How do you find the integration of $\int{x{{e}^{-{{x}^{2}}}}dx}$ from [0, 1]

Answer 1

Now to solve the given integral we will use the method of substitution. First we will substitute $-{{x}^{2}}=t$ and then differentiate the equation to find the substitution for xdx. Now we will check the new limits and substitute the values in the given integral. Now we can easily integrate the function as we know that $\int{{{e}^{x}}}={{e}^{x}}+C$ . Substituting the limits we will find the solution to the given problem.

Complete step by step solution:
Now we want to find the integral $\int_{0}^{1}{x{{e}^{-{{x}^{2}}}}dx}$ .
Now we can use a method of substitution to find the integration of the given function.
Let us substitute $-{{x}^{2}}=t$ .
Differentiating on both sides we get, $-2xdx=dt$
Now rearranging the terms we get $xdx=-\dfrac{dt}{2}$ .
Now again consider the equation $-{{x}^{2}}=t$ .
Now for x = 1 we have t= 1 and as x = 0 we have t = 0.
Hence the limits of the integral after substitution will be the same.
Now let us substitute the above values in the integral hence we get the integral as
$\Rightarrow \int_{0}^{1}{\dfrac{-{{e}^{t}}dt}{2}}$ .
Now we know the property of integral $\int_{a}^{b}{cf\left( x \right)}=c\int_{a}^{b}{f\left( x \right)}$ , Hence using this we get,
$\Rightarrow \int_{0}^{1}{x{{e}^{-{{x}^{2}}}}dx}=\dfrac{-1}{2}\int_{0}^{1}{{{e}^{t}}dt}$
Now we know that $\int{{{e}^{x}}}={{e}^{x}}+C$ Hence integrating we get,
$\begin{aligned} & \Rightarrow \int_{0}^{1}{x{{e}^{-{{x}^{2}}}}dx}=\dfrac{-1}{2}\left[ {{e}^{t}} \right]_{0}^{1} \\\ & \Rightarrow \int_{0}^{1}{x{{e}^{-{{x}^{2}}}}dx}=\dfrac{-1}{2}\left[ {{e}^{1}}-{{e}^{0}} \right] \\\ & \Rightarrow \int_{0}^{1}{x{{e}^{-{{x}^{2}}}}dx}=\dfrac{-1}{2}\left[ e-0 \right] \\\ & \Rightarrow \int_{0}^{1}{x{{e}^{-{{x}^{2}}}}dx}=\dfrac{-e}{2} \\\ \end{aligned}$
Hence we have the integration of the given function is $\dfrac{-e}{2}$ .

Note: Note that whenever a method of integration by substitution is used the variable is changed.
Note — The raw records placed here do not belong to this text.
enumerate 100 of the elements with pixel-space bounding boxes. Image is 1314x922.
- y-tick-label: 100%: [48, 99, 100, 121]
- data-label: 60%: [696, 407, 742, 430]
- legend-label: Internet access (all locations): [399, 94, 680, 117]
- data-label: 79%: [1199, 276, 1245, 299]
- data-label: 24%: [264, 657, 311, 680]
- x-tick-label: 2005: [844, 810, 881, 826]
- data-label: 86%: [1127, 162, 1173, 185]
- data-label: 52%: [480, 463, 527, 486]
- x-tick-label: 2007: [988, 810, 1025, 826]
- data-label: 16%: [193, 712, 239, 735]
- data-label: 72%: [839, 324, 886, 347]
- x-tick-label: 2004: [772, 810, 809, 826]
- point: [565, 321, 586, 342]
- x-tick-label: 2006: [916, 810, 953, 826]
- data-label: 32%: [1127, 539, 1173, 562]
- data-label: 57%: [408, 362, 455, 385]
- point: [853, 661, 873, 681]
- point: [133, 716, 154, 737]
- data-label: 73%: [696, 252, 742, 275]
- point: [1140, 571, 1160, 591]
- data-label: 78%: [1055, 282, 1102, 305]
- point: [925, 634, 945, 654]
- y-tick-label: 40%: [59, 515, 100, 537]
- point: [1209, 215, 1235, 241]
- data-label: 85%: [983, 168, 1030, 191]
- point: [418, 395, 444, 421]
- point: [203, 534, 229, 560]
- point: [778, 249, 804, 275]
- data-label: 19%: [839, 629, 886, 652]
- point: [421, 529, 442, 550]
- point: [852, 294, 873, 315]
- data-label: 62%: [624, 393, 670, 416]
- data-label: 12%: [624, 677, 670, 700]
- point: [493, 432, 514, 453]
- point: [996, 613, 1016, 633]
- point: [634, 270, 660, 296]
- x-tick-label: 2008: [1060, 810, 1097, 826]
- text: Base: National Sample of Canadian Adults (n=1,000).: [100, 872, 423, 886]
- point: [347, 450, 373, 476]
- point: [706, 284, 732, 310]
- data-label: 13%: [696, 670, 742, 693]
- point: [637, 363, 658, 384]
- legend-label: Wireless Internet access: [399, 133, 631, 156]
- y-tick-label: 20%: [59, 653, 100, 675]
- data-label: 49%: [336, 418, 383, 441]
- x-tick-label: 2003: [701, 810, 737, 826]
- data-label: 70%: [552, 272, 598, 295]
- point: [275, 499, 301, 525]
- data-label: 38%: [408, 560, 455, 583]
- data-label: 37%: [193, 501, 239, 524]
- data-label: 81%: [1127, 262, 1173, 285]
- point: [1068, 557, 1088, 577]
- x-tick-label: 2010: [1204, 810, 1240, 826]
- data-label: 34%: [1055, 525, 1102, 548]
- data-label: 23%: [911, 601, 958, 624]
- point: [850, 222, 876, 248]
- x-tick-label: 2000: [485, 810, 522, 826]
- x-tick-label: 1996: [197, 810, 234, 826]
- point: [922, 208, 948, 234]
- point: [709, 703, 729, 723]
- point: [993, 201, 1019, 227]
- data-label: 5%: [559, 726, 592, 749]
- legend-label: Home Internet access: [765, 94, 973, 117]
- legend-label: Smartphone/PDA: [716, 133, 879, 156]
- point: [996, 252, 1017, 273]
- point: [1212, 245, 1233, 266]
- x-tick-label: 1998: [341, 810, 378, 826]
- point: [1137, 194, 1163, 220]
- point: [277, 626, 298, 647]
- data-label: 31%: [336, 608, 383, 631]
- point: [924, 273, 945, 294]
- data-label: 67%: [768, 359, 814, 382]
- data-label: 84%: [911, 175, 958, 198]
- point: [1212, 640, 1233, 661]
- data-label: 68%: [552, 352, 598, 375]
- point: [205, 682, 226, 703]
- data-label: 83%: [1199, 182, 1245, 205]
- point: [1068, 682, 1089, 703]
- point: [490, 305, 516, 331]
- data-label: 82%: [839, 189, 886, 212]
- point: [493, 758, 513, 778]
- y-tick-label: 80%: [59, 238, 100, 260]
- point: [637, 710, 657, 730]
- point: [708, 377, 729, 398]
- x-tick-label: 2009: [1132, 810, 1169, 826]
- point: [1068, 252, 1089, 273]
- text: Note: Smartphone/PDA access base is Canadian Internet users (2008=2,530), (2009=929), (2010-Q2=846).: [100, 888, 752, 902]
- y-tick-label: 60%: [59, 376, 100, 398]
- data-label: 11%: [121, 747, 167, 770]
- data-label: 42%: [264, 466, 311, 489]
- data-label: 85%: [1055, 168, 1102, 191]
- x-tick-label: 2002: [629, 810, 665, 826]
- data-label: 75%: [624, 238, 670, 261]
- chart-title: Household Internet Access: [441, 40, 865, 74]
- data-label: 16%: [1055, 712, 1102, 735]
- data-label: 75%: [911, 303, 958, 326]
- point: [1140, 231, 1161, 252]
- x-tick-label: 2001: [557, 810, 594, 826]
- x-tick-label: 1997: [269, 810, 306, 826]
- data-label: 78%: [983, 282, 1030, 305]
Hence we need to also change and check the limits accordingly. In the above example limits stayed the same but this will not always be the case. Hence always remember to change the limits as well as the differential element dx accordingly. Also we can substitute the value of t and then use limits of x if needed.